Targeted proteomics for detection of SARS-CoV-2 proteins in clinical samples

By Colin Lightfoot, M.Sc. Infection and ImmunityNov 16 2021

The current global coronavirus 2019 (COVID-19) pandemic is caused by severe acute respiratory syndrome coronavirus 2 (SARS-CoV-2). The COVID pandemic has been described by the World Health Organization (WHO) as a public health emergency of international concern.

To date, there have been more than five million deaths reported due to COVID-19, and this number is believed to be an underestimation due to the lack of testing capacity in developing parts of the world.

Other than the more conventional polymerase chain reaction (PCR) approach, immunoassays have been utilized to detect viruses. Additionally, mass spectrometry (MS) based techniques have been employed for the detection of influenza viral proteins and human metapneumovirus (HMPV) in clinical samples. A substantial increase has been observed from recent developments in targeted proteomics methods and Orbitrap mass spectrometry, such as parallel reaction monitoring (PRM). Several SARS-CoV-2 studies have utilized MS approaches, but it is not yet clear if state-of-the-art proteomic technologies could provide the sensitivity and specificity needed for definitive diagnoses.

A team of researchers from various institutions within the Netherlands examined the use of targeted MS-based proteomics for the detection of SARS-CoV-2 in research and clinical samples. The authors first analyzed the limit of detection of PRM on an Orbitrap mass spectrometer for specific tryptic peptides of SARS-CoV-2 proteins. The authors then tested the sensitivity of this method for the detection of SARS-CoV-2 in clinical specimens, such as nasopharyngeal swabs, sputum, and mucus.

This study is published in the PLOS One journal.

Study: Targeted proteomics as a tool to detect SARS-CoV-2 proteins in clinical specimens. Image Credit: Pong Ch / Shutterstock

The study

The authors used standard bottom-up proteomics to analyze the global proteome of Vere E6 cells that were infected with SARS-CoV-2. This targeted proteomics method was then employed to detect SARS-CoV-2 proteins in samples from COVID-19 patients. Due to all viral infectivity in the specimens needing to be abolished in a biosafety level three (BSL-3) laboratory before any further processing occurs, the condition of the starting material was not optimized for subsequent proteomics.

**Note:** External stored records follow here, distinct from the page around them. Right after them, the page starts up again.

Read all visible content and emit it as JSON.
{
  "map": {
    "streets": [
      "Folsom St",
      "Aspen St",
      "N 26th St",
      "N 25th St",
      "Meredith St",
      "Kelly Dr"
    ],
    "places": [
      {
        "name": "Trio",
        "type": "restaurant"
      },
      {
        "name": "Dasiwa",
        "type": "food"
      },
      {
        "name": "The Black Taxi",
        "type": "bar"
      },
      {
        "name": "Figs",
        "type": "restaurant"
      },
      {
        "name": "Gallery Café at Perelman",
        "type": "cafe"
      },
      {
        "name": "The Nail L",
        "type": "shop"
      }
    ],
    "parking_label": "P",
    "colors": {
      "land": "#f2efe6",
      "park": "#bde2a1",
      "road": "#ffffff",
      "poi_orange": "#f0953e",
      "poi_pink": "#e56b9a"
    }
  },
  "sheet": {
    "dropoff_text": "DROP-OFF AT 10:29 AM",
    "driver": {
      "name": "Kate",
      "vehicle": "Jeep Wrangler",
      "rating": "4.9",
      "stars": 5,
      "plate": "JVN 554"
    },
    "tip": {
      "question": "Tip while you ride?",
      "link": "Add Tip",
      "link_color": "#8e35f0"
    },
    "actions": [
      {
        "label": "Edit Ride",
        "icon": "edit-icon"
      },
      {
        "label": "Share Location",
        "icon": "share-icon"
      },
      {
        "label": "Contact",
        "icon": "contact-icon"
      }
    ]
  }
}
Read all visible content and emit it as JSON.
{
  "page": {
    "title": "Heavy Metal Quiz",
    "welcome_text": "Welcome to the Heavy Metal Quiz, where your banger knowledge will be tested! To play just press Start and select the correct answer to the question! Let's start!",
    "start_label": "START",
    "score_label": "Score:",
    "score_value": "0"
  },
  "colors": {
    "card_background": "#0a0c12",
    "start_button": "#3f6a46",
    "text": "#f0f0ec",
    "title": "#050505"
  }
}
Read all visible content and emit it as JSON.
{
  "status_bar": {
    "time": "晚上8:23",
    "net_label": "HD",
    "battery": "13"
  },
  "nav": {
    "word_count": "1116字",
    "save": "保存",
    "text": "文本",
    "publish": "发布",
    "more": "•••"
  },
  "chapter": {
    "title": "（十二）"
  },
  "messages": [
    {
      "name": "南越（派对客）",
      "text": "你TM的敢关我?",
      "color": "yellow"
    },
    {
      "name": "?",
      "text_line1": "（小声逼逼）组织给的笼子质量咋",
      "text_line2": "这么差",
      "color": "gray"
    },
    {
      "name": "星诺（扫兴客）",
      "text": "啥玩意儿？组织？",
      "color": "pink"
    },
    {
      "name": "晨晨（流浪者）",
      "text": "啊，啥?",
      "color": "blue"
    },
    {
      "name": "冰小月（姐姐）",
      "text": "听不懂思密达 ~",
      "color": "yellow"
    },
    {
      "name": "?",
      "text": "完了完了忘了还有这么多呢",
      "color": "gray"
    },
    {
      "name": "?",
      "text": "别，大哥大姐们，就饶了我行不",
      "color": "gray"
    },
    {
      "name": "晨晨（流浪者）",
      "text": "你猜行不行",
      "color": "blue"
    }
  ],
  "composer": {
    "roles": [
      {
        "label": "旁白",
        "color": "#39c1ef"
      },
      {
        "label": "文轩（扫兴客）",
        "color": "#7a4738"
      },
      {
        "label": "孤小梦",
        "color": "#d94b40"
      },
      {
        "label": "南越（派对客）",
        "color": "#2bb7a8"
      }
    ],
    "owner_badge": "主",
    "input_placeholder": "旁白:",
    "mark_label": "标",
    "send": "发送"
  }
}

The PRM assay for the first patient cohort had relatively high mass spectral peak intensities for the various target peptides in all specimens. Also, viral proteins could still be unambiguously detected even in several specimens with cycle threshold (Ct) values in the low twenties. For example, one of the sample peptides (#5 peptide) GQGVPINTNSSPDDQIGYYR was identified by eight highly mass accurate fragment ions. Between the sample characteristics, there is a clear inverse relationship, with a threshold value for detection via targeted mass spectrometry being around a Ct value of 22.

The second patient sample cohort was comprised of fifteen nasopharyngeal swabs collected from patients who were COVID-19 positive. Again, the authors conducted positive MS, which revealed all patients with Ct values greater than 24, even though the absolute summed intensities of target peptide fragments displayed wide variation. Surprisingly, different sets of target peptides were more strongly detected in several patient samples, even though each sample was prepared exactly the same way, following the same protocol. This could be due to sample heterogeneity, which may have caused diverse outcomes of protein digestion.

To obtain higher sensitivity and decrease the overall liquid chromatography MS analysis time, the authors tested two different experimental procedures. First, they applied high pH reversed-phase fractionation to tryptic digests of clinical samples to increase the measurement of sensitivity. Second, fractionated peptides were collected in eight fractions, which were analyzed separately by PRM MS. This procedure resulted in some cases to improved detection of peptides and higher quantification values.

In the fractional samples, peptide abundances were up to five times higher, while absolute quantitation based on comparison to estimated spiked in amounts of AQUA counterpart peptides showed that SARS-CoV-2 peptides could be detected in the low- to the mid-attomolar range. There were reduced identifications and quantitation results with a shorter liquid chromatography MS gradient. Although, extremely low levels of target peptides could still be identified and quantified, even with the increased presence of contaminating peaks that were most likely due to more crowded mass spectra.

Implications

The current sensitivity levels of PRM proteomics methodology and the successful identification of SARS-CoV-2 proteins in clinical samples allow for the exploration of mass spectrometry as a method for clinical and diagnostics laboratories to detect SARS-CoV-2 infections in clinical specimens.

Future research into these methods should focus on the optimization of fast sample preparation procedures and liquid chromatography-mass spectrometry throughput.